“Parks are powerful.”
Have you ever thought about parks in that way?
Cari Davis of the Colorado Springs Health Foundation made that remark as we celebrated improvements to Memorial Park. The foundation has invested $926,000 making the community park healthier and more accessible with improved walkways and fitness stations. It’s worth a stroll around Prospect Lake to see the improvements and try out the nine fitness stations circling the lake.
Powerful tools for health and powerful tools to build community. The Patty Jewett neighborhood is coming together to improve a little park adjacent to the Shooks Run Trail. They plan to call it Patty Jewett Junction, a nod to the railroad that once ran through their neighborhood. The new park will cost $200,000. They’ve already raised more than $37,000 from just 15 donors.
If you attended the latest “porchfest” in Patty Jewett, it’s clear people living in that area take great pride in their neighborhood and have a fierce loyalty to it. I have no doubt they will raise more money and build their park. Sadly, we have ailing parks in our community without organized constituencies. Antlers and Thorndale Parks are two examples, but they also could see improvements depending on the fate of Issue 2B this November.
Voters will have the opportunity to forgo a $31 utilities credit and allow the city to invest $7 million in park projects. Antlers and Thorndale are on the list of nine parks and four trails that would receive funding for improvements if enough people vote yes on 2B.

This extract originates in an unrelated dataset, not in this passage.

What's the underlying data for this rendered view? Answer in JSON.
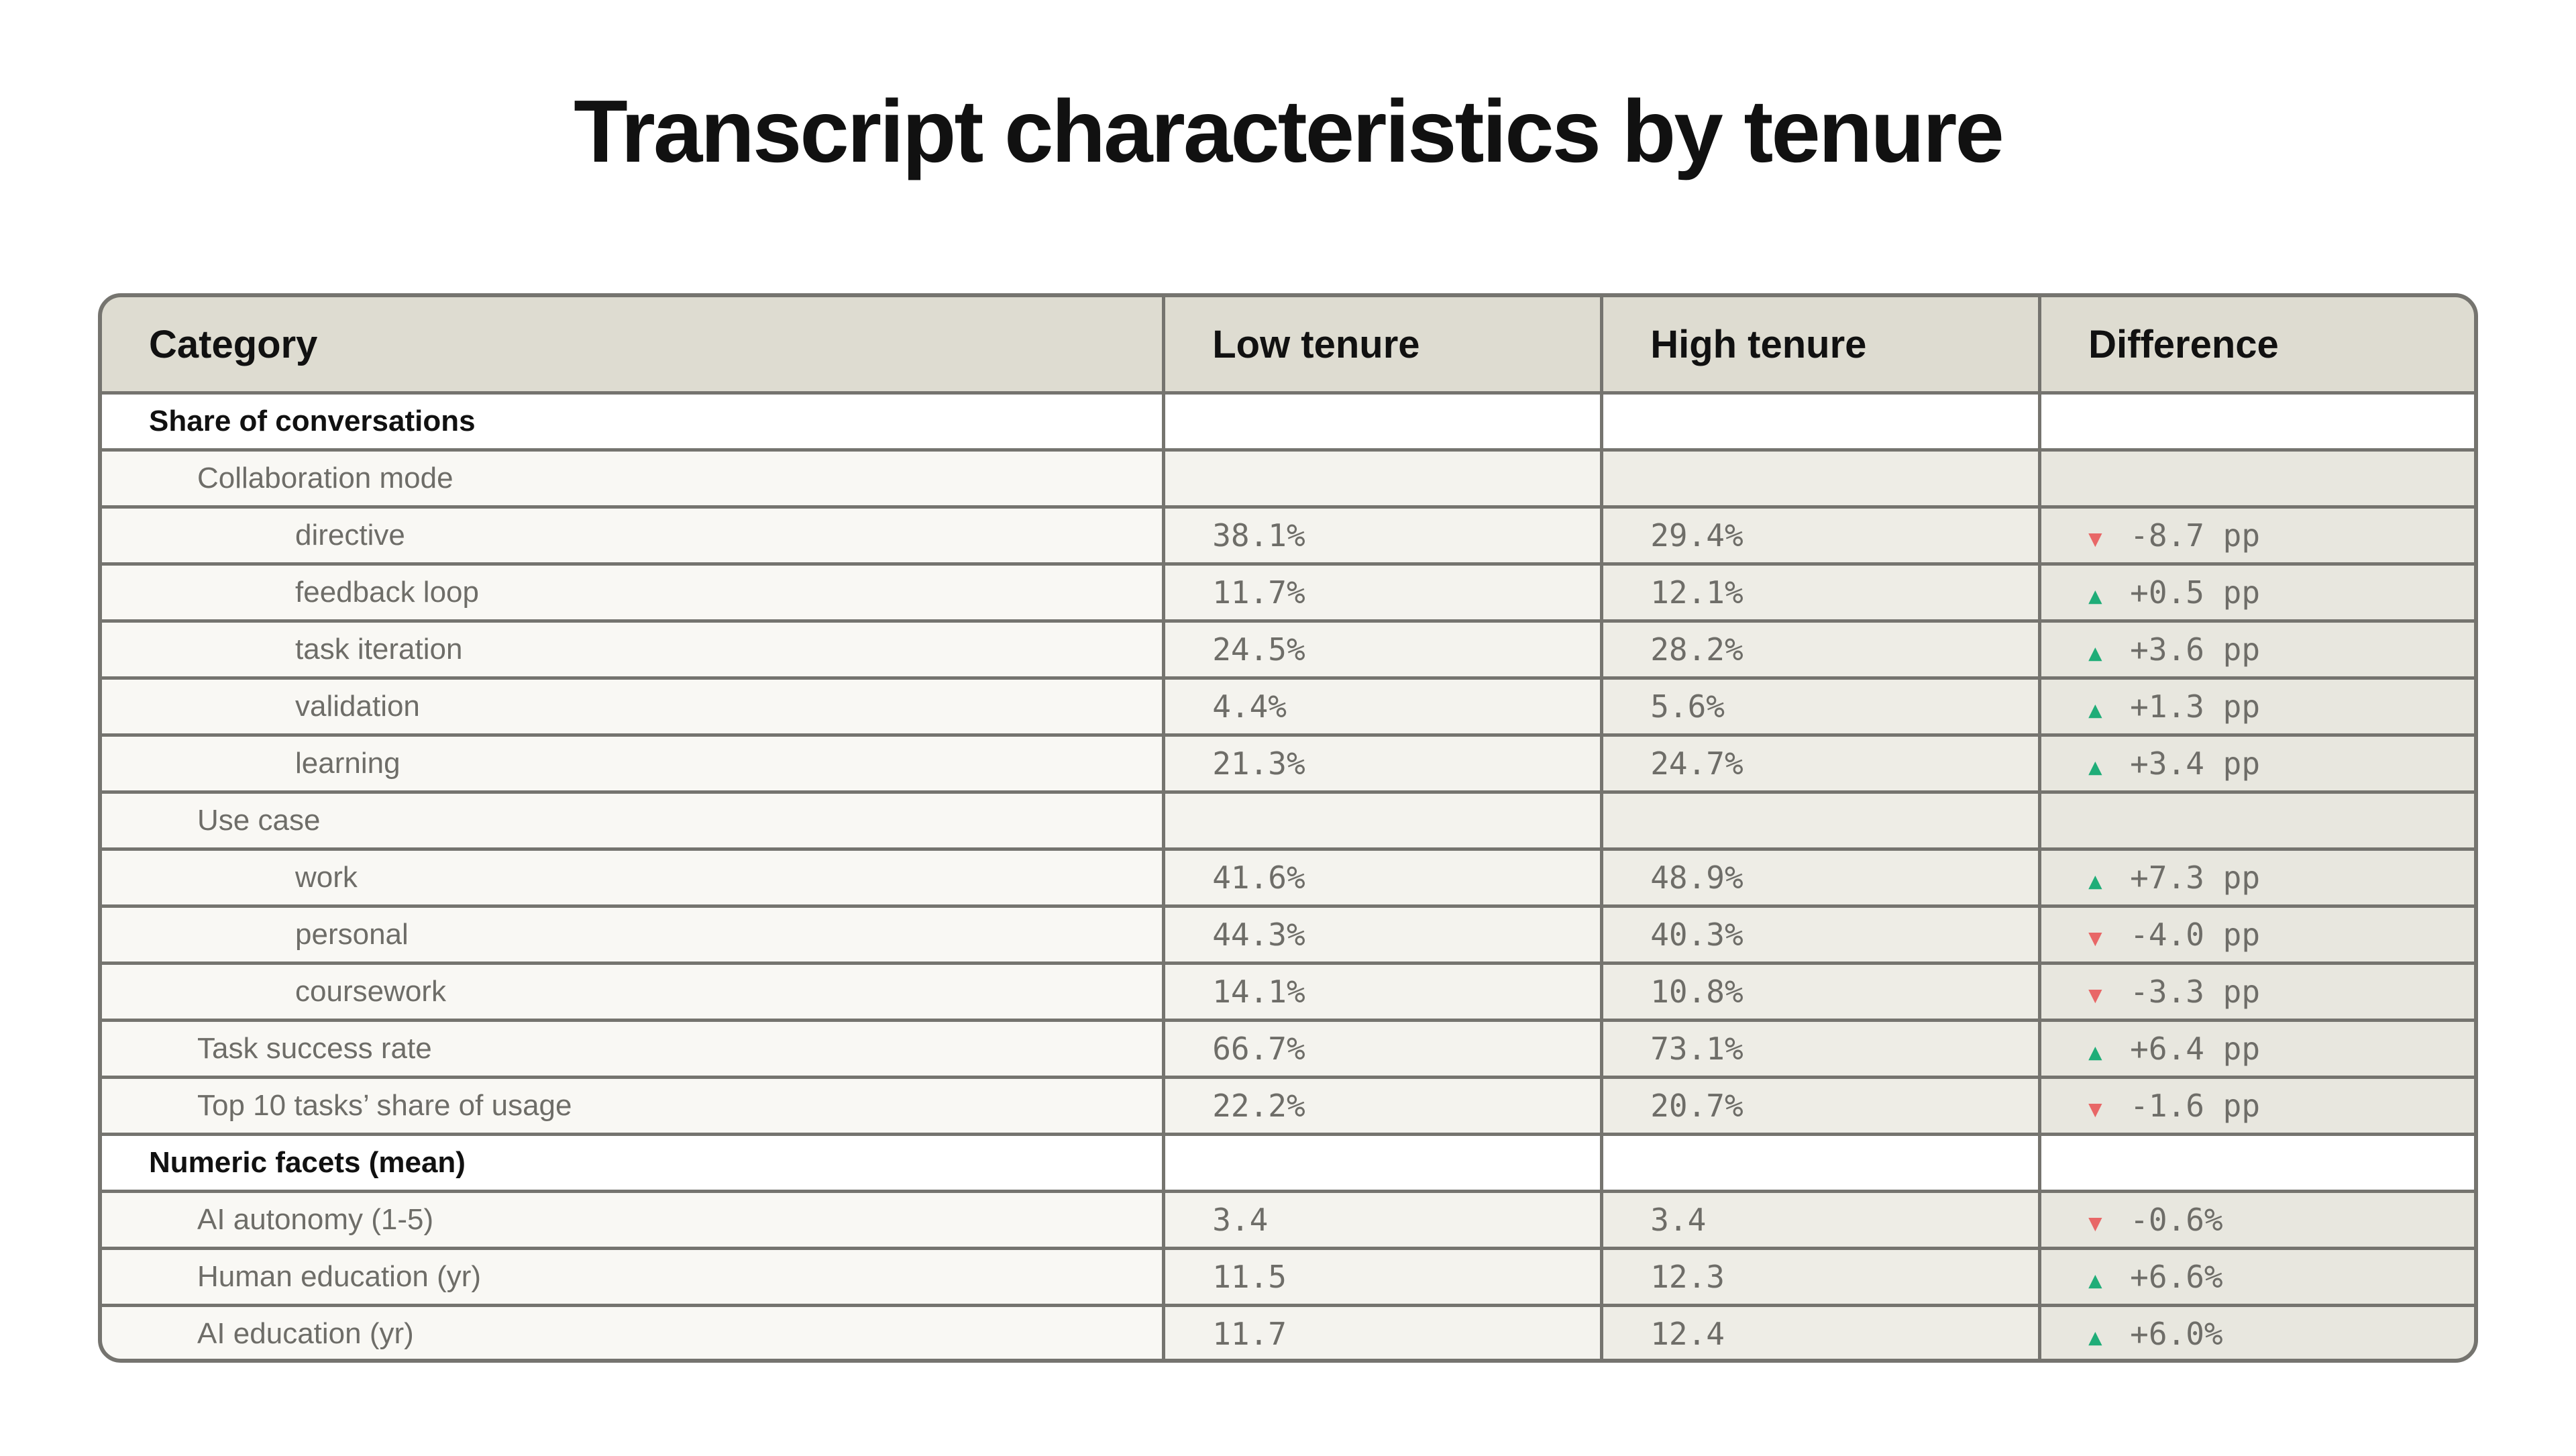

Nearly 150 years ago, a railroad man with a grand vision bought a large piece of property and began methodically covering it with trees and parks. He too believed parks were powerful. That’s why Gen. William Jackson Palmer donated so many acres of land to be turned into parks we now enjoy — Acacia, Antlers, Alamo, North Cheyenne Canon, Monument Valley and, of course, Palmer.
Imagine having the ability and the will to make that kind of a contribution. Fortunately, his legacy lives on in local foundations, philanthropists and small but mighty neighborhood groups committed to improving our city —one park at a time.
Davies is executive director of Trails and Open Space Coalition.